No es poco frecuente que se les niegue la atención en las terapias intermedia e intensiva a enfermos con el único motivo de que “ya es un anciano”, “las probabilidades de sobrevida son pocas”, y un largo etcétera lleno de argumentos erróneos y que lo único que reflejan es la ignorancia del personal médico y administrativo de nuestras instituciones.
Oímos grandes discursos políticos en pro de los ancianos, se llenan plazas con adultos mayores que acuden sólo por la torta y el refresco que les prometieron pero no tienen idea de que se trata el mitin al que fueron convocados, ni siquiera saben quién es el orador principal, una vieja práctica PRIísta y que han heredado muy bien los demás partidos políticos.
Se quiere “cumplir” con el compromiso adquirido en las campañas entregando despensas que no cubren ni tres días de la alimentación de una pareja y que poco valor nutricional aportan. Se construyen centros es cierto, pero se convierten en elefantes blancos, vacíos por la falta de personal, o si bien nos va, el servicio que se presta es sumamente deficiente porque no hay medicinas, no hay médicos, no hay, no hay, no hay…
Estoy en contra del encarnizamiento terapéutico, esa práctica en la que caemos los médicos tratando de hacer medidas “heroicas” para prolongar la vida de un ser humano y que en muchas ocasiones es sinónimo de prolongar el sufrimiento, pero no podemos usar este argumento como excusa para no atender a alguien por el simple hecho de tener más de 60 años (edad de corte en nuestro país para considerar a alguien un adulto mayor).

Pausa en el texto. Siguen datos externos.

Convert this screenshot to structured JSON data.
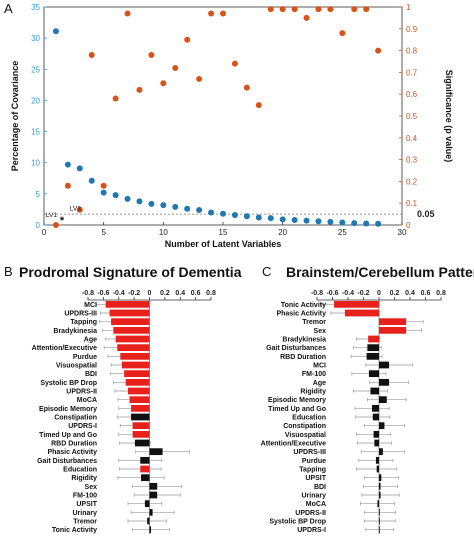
{
  "colors": {
    "blue": "#1f77b4",
    "orange": "#d95319",
    "red": "#e8211d",
    "black": "#111111",
    "orange_axis": "#d95319",
    "blue_axis": "#3a9bd9",
    "errorbar": "#9a9a9a"
  },
  "panels": {
    "a": {
      "letter": "A"
    },
    "b": {
      "letter": "B",
      "title": "Prodromal Signature of Dementia"
    },
    "c": {
      "letter": "C",
      "title": "Brainstem/Cerebellum Pattern"
    }
  },
  "chart_data": [
    {
      "id": "a",
      "type": "scatter",
      "xlabel": "Number of Latent Variables",
      "ylabel_left": "Percentage of Covariance",
      "ylabel_right": "Significance (p value)",
      "xlim": [
        0,
        30
      ],
      "ylim_left": [
        0,
        35
      ],
      "ylim_right": [
        0,
        1
      ],
      "x_ticks": [
        0,
        5,
        10,
        15,
        20,
        25,
        30
      ],
      "y_left_ticks": [
        0,
        5,
        10,
        15,
        20,
        25,
        30,
        35
      ],
      "y_right_ticks": [
        0,
        0.1,
        0.2,
        0.3,
        0.4,
        0.5,
        0.6,
        0.7,
        0.8,
        0.9,
        1
      ],
      "threshold_line": {
        "value": 0.05,
        "label": "0.05"
      },
      "annotations": [
        {
          "text": "LV1",
          "x": 1,
          "y_left": 1
        },
        {
          "text": "LV3",
          "x": 3,
          "y_left": 2
        },
        {
          "text": "*",
          "x": 1,
          "y_left": 1
        }
      ],
      "series": [
        {
          "axis": "left",
          "color": "blue",
          "x": [
            1,
            2,
            3,
            4,
            5,
            6,
            7,
            8,
            9,
            10,
            11,
            12,
            13,
            14,
            15,
            16,
            17,
            18,
            19,
            20,
            21,
            22,
            23,
            24,
            25,
            26,
            27,
            28
          ],
          "y": [
            31.1,
            9.7,
            9.1,
            7.1,
            5.2,
            4.8,
            4.2,
            3.8,
            3.4,
            3.2,
            2.9,
            2.6,
            2.4,
            2.0,
            1.8,
            1.6,
            1.4,
            1.2,
            1.1,
            0.9,
            0.8,
            0.7,
            0.6,
            0.5,
            0.4,
            0.3,
            0.25,
            0.2
          ]
        },
        {
          "axis": "right",
          "color": "orange",
          "x": [
            1,
            2,
            3,
            4,
            5,
            6,
            7,
            8,
            9,
            10,
            11,
            12,
            13,
            14,
            15,
            16,
            17,
            18,
            19,
            20,
            21,
            22,
            23,
            24,
            25,
            26,
            27,
            28
          ],
          "y": [
            0.0,
            0.18,
            0.07,
            0.78,
            0.18,
            0.58,
            0.97,
            0.62,
            0.78,
            0.65,
            0.72,
            0.85,
            0.67,
            0.97,
            0.97,
            0.74,
            0.63,
            0.55,
            0.99,
            0.99,
            0.99,
            0.95,
            0.99,
            0.99,
            0.88,
            0.99,
            0.99,
            0.8
          ]
        }
      ]
    },
    {
      "id": "b",
      "type": "bar",
      "orientation": "horizontal",
      "title": "Prodromal Signature of Dementia",
      "xlim": [
        -0.8,
        0.8
      ],
      "x_ticks": [
        "-0.8",
        "-0.6",
        "-0.4",
        "-0.2",
        "0",
        "0.2",
        "0.4",
        "0.6",
        "0.8"
      ],
      "categories": [
        "MCI",
        "UPDRS-III",
        "Tapping",
        "Bradykinesia",
        "Age",
        "Attention/Executive",
        "Purdue",
        "Visuospatial",
        "BDI",
        "Systolic BP Drop",
        "UPDRS-II",
        "MoCA",
        "Episodic Memory",
        "Constipation",
        "UPDRS-I",
        "Timed Up and Go",
        "RBD Duration",
        "Phasic Activity",
        "Gait Disturbances",
        "Education",
        "Rigidity",
        "Sex",
        "FM-100",
        "UPSIT",
        "Urinary",
        "Tremor",
        "Tonic Activity"
      ],
      "values": [
        -0.57,
        -0.52,
        -0.5,
        -0.47,
        -0.44,
        -0.42,
        -0.38,
        -0.36,
        -0.33,
        -0.31,
        -0.28,
        -0.26,
        -0.24,
        -0.24,
        -0.22,
        -0.22,
        -0.19,
        0.17,
        -0.12,
        -0.12,
        -0.11,
        0.1,
        0.1,
        -0.06,
        0.04,
        -0.03,
        0.02
      ],
      "errors": [
        0.12,
        0.12,
        0.15,
        0.14,
        0.13,
        0.17,
        0.16,
        0.14,
        0.18,
        0.16,
        0.17,
        0.15,
        0.16,
        0.18,
        0.16,
        0.18,
        0.2,
        0.35,
        0.28,
        0.27,
        0.3,
        0.32,
        0.3,
        0.22,
        0.28,
        0.25,
        0.24
      ],
      "significant": [
        true,
        true,
        true,
        true,
        true,
        true,
        true,
        true,
        true,
        true,
        true,
        true,
        true,
        false,
        true,
        true,
        false,
        false,
        false,
        true,
        false,
        false,
        false,
        false,
        false,
        false,
        false
      ]
    },
    {
      "id": "c",
      "type": "bar",
      "orientation": "horizontal",
      "title": "Brainstem/Cerebellum Pattern",
      "xlim": [
        -0.8,
        0.8
      ],
      "x_ticks": [
        "-0.8",
        "-0.6",
        "-0.4",
        "-0.2",
        "0",
        "0.2",
        "0.4",
        "0.6",
        "0.8"
      ],
      "categories": [
        "Tonic Activity",
        "Phasic Activity",
        "Tremor",
        "Sex",
        "Bradykinesia",
        "Gait Disturbances",
        "RBD Duration",
        "MCI",
        "FM-100",
        "Age",
        "Rigidity",
        "Episodic Memory",
        "Timed Up and Go",
        "Education",
        "Constipation",
        "Visuospatial",
        "Attention/Executive",
        "UPDRS-III",
        "Purdue",
        "Tapping",
        "UPSIT",
        "BDI",
        "Urinary",
        "MoCA",
        "UPDRS-II",
        "Systolic BP Drop",
        "UPDRS-I"
      ],
      "values": [
        -0.58,
        -0.44,
        0.35,
        0.35,
        -0.14,
        -0.15,
        -0.16,
        0.13,
        -0.13,
        0.13,
        -0.11,
        0.1,
        -0.09,
        -0.08,
        0.07,
        -0.07,
        -0.06,
        0.05,
        -0.04,
        -0.03,
        0.03,
        0.02,
        0.02,
        -0.02,
        0.01,
        0.01,
        0.01
      ],
      "errors": [
        0.16,
        0.18,
        0.22,
        0.2,
        0.15,
        0.18,
        0.2,
        0.3,
        0.22,
        0.25,
        0.22,
        0.25,
        0.22,
        0.22,
        0.26,
        0.22,
        0.22,
        0.28,
        0.22,
        0.26,
        0.22,
        0.22,
        0.24,
        0.22,
        0.2,
        0.2,
        0.18
      ],
      "significant": [
        true,
        true,
        true,
        true,
        true,
        false,
        false,
        false,
        false,
        false,
        false,
        false,
        false,
        false,
        false,
        false,
        false,
        false,
        false,
        false,
        false,
        false,
        false,
        false,
        false,
        false,
        false
      ]
    }
  ]
}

Si bien resulta aberrante que una familia se limite a “sobarle la pancita” a su paciente y no busque apoyo cuando la ve sufrir, la idiosincrasia no es pretexto para ocultar que se le egresó de un hospital sin el mínimo de coherencia con la labor médica, no se dieron indicaciones, no importaron las condiciones del egreso, lo importante era dejar una cama vacía, disminuir la carga de trabajo o simplemente “mover pacientes” y hacer más grande el número de pacientes atendidos y menor el de defunciones intrahospitalarias, algo a lo que nos tiene acostumbrado el terrible “sistema” que mide la calidad en números y no en forma cualitativa.
Para fines administrativos, la calidad es mayor cuanto más pacientes se atienda, no conforme a como se les atiende. ¿Hasta cuándo entenderemos el verdadero significado de una atención de calidad? ¿Cuándo comprenderemos que en esto a veces más es menos? ¿Captaremos alguna vez que una consulta de 10 minutos no es suficiente para interrogar, examinar y explicar al paciente su diagnóstico y tratamiento? ¿Enrique Peña Nieto, Carlos Lozano o Lorena Martínez se atienden en nuestros hospitales públicos? Tal vez sí, por mera imagen mediática, pero ¿se les atiende con la misma premura? Mucho me temo que no.